What does non-normalizing look like? Bernie Sanders told the Today program today that it would be millions of people coming together to defend institutions and the rule of law. This is specific to the US, obviously - there isn't much point in millions of non-Americans coming together, for all that the new toxicity of the US's political culture affects us all, practically and theoretically. And it's reactive, since the Trump presidency will choose the sites of the conflict. Yet there is meaning and hope in remembering, as the American Civil Liberties Union has, that the president is not pope; that there is a constitution and a set of laws; that supreme court judges can lean whichever way they will, but there are only so many ways of interpreting a constitution founded on the universal rights of man; and that millions of people can and will oppose their traducement with the backing of the ages.
The American journalist Masha Gessen, who has spent most of her life living in autocracies, gives her six rules for surviving under one, and they read as a direct accusation of the political response so far. First, believe the autocrat: if he says he will deport you, he means to. When you claim he is exaggerating, you reflect nothing but your own desire to rationalize. Relatedly, don't be fooled by small signs of normality, the odd moderate placed in this or that position, a peremptory call for peace.
Dispiritingly, rule No 3 is: "Institutions will not save you." The only meaningful way to marry that and Sanders's call is to assume that institutions are as strong as the people ready to defend them. Rule No 4 is: "Be outraged." Wherever you are in the world, however insignificant you think yourself, every time you shrug, caper, look on the bright side or do a Boris Johnson, you do grave injustice to the people in the autocrat's line of fire. Rule No 5: "Don't make compromises." This is to put aside the grease of the modern political process. Politics cannot be the art of the possible when the impossible has already happened. No 6 is: "Remember the future." Trump cannot last for ever.

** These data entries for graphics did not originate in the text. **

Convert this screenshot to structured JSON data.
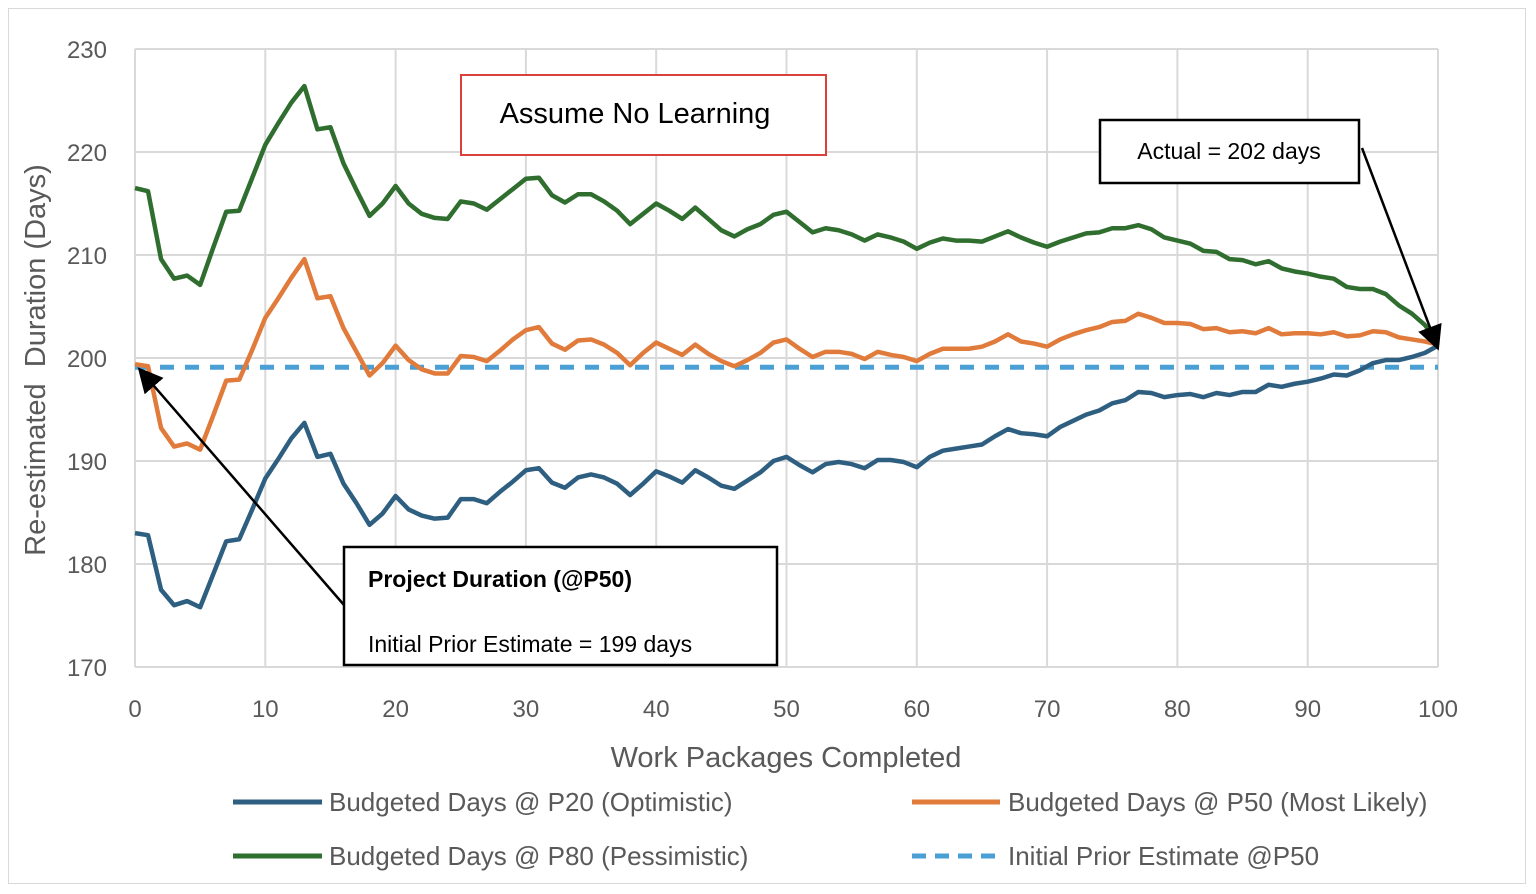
{
  "chart_data": {
    "type": "line",
    "title": "",
    "xlabel": "Work Packages Completed",
    "ylabel": "Re-estimated  Duration (Days)",
    "xlim": [
      0,
      100
    ],
    "ylim": [
      170,
      230
    ],
    "xticks": [
      0,
      10,
      20,
      30,
      40,
      50,
      60,
      70,
      80,
      90,
      100
    ],
    "yticks": [
      170,
      180,
      190,
      200,
      210,
      220,
      230
    ],
    "grid": true,
    "legend_position": "bottom",
    "series": [
      {
        "name": "Budgeted Days @ P20 (Optimistic)",
        "color": "#2e5f80",
        "dash": false,
        "values": [
          183,
          182.8,
          177.5,
          176,
          176.4,
          175.8,
          179,
          182.2,
          182.4,
          185.3,
          188.3,
          190.2,
          192.2,
          193.7,
          190.4,
          190.7,
          187.8,
          185.9,
          183.8,
          184.9,
          186.6,
          185.3,
          184.7,
          184.4,
          184.5,
          186.3,
          186.3,
          185.9,
          187,
          188,
          189.1,
          189.3,
          187.9,
          187.4,
          188.4,
          188.7,
          188.4,
          187.8,
          186.7,
          187.8,
          189,
          188.5,
          187.9,
          189.1,
          188.4,
          187.6,
          187.3,
          188.1,
          188.9,
          190,
          190.4,
          189.6,
          188.9,
          189.7,
          189.9,
          189.7,
          189.3,
          190.1,
          190.1,
          189.9,
          189.4,
          190.4,
          191,
          191.2,
          191.4,
          191.6,
          192.4,
          193.1,
          192.7,
          192.6,
          192.4,
          193.3,
          193.9,
          194.5,
          194.9,
          195.6,
          195.9,
          196.7,
          196.6,
          196.2,
          196.4,
          196.5,
          196.2,
          196.6,
          196.4,
          196.7,
          196.7,
          197.4,
          197.2,
          197.5,
          197.7,
          198,
          198.4,
          198.3,
          198.8,
          199.5,
          199.8,
          199.8,
          200.1,
          200.5,
          201.2
        ]
      },
      {
        "name": "Budgeted Days @ P50 (Most Likely)",
        "color": "#e07b3c",
        "dash": false,
        "values": [
          199.4,
          199.2,
          193.2,
          191.4,
          191.7,
          191.1,
          194.4,
          197.8,
          197.9,
          200.8,
          203.9,
          205.8,
          207.8,
          209.6,
          205.8,
          206,
          202.9,
          200.6,
          198.3,
          199.5,
          201.2,
          199.8,
          198.9,
          198.5,
          198.5,
          200.2,
          200.1,
          199.7,
          200.7,
          201.8,
          202.7,
          203,
          201.4,
          200.8,
          201.7,
          201.8,
          201.3,
          200.5,
          199.3,
          200.5,
          201.5,
          200.9,
          200.3,
          201.3,
          200.4,
          199.7,
          199.2,
          199.8,
          200.5,
          201.5,
          201.8,
          200.9,
          200.1,
          200.6,
          200.6,
          200.4,
          199.9,
          200.6,
          200.3,
          200.1,
          199.7,
          200.4,
          200.9,
          200.9,
          200.9,
          201.1,
          201.6,
          202.3,
          201.6,
          201.4,
          201.1,
          201.8,
          202.3,
          202.7,
          203,
          203.5,
          203.6,
          204.3,
          203.9,
          203.4,
          203.4,
          203.3,
          202.8,
          202.9,
          202.5,
          202.6,
          202.4,
          202.9,
          202.3,
          202.4,
          202.4,
          202.3,
          202.5,
          202.1,
          202.2,
          202.6,
          202.5,
          202,
          201.8,
          201.6,
          201.3
        ]
      },
      {
        "name": "Budgeted Days @ P80 (Pessimistic)",
        "color": "#2f6e2f",
        "dash": false,
        "values": [
          216.5,
          216.2,
          209.6,
          207.7,
          208,
          207.1,
          210.7,
          214.2,
          214.3,
          217.5,
          220.7,
          222.8,
          224.8,
          226.4,
          222.2,
          222.4,
          218.9,
          216.3,
          213.8,
          215,
          216.7,
          215,
          214,
          213.6,
          213.5,
          215.2,
          215,
          214.4,
          215.4,
          216.4,
          217.4,
          217.5,
          215.8,
          215.1,
          215.9,
          215.9,
          215.2,
          214.3,
          213,
          214,
          215,
          214.3,
          213.5,
          214.6,
          213.5,
          212.4,
          211.8,
          212.5,
          213,
          213.9,
          214.2,
          213.2,
          212.2,
          212.6,
          212.4,
          212,
          211.4,
          212,
          211.7,
          211.3,
          210.6,
          211.2,
          211.6,
          211.4,
          211.4,
          211.3,
          211.8,
          212.3,
          211.7,
          211.2,
          210.8,
          211.3,
          211.7,
          212.1,
          212.2,
          212.6,
          212.6,
          212.9,
          212.5,
          211.7,
          211.4,
          211.1,
          210.4,
          210.3,
          209.6,
          209.5,
          209.1,
          209.4,
          208.7,
          208.4,
          208.2,
          207.9,
          207.7,
          206.9,
          206.7,
          206.7,
          206.2,
          205.1,
          204.3,
          203.2,
          201.5
        ]
      },
      {
        "name": "Initial Prior Estimate @P50",
        "color": "#4a9fd5",
        "dash": true,
        "constant": 199.1
      }
    ],
    "annotations": {
      "scenario": "Assume No Learning",
      "actual": "Actual = 202 days",
      "prior_title": "Project Duration (@P50)",
      "prior_text": "Initial Prior Estimate = 199 days"
    },
    "annotation_colors": {
      "scenario_border": "#d9413c"
    }
  }
}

I would add a seventh, which is to remember the past: whether it's globalization or those who are left behind, whether it's economic stagnation or the long, lashing tail of the financial crash, we should, as we climb over each other to be modern in our interpretations, remember there is nothing new about this story. It is the oldest in the world: nebulous animosities given shape and energy by the rhetoric of unabashed hatred. You cannot find common cause on the plight of the low-waged; navigate your own way through the swamp of secular stagnation, and name Trumpism for the barbarism that it is.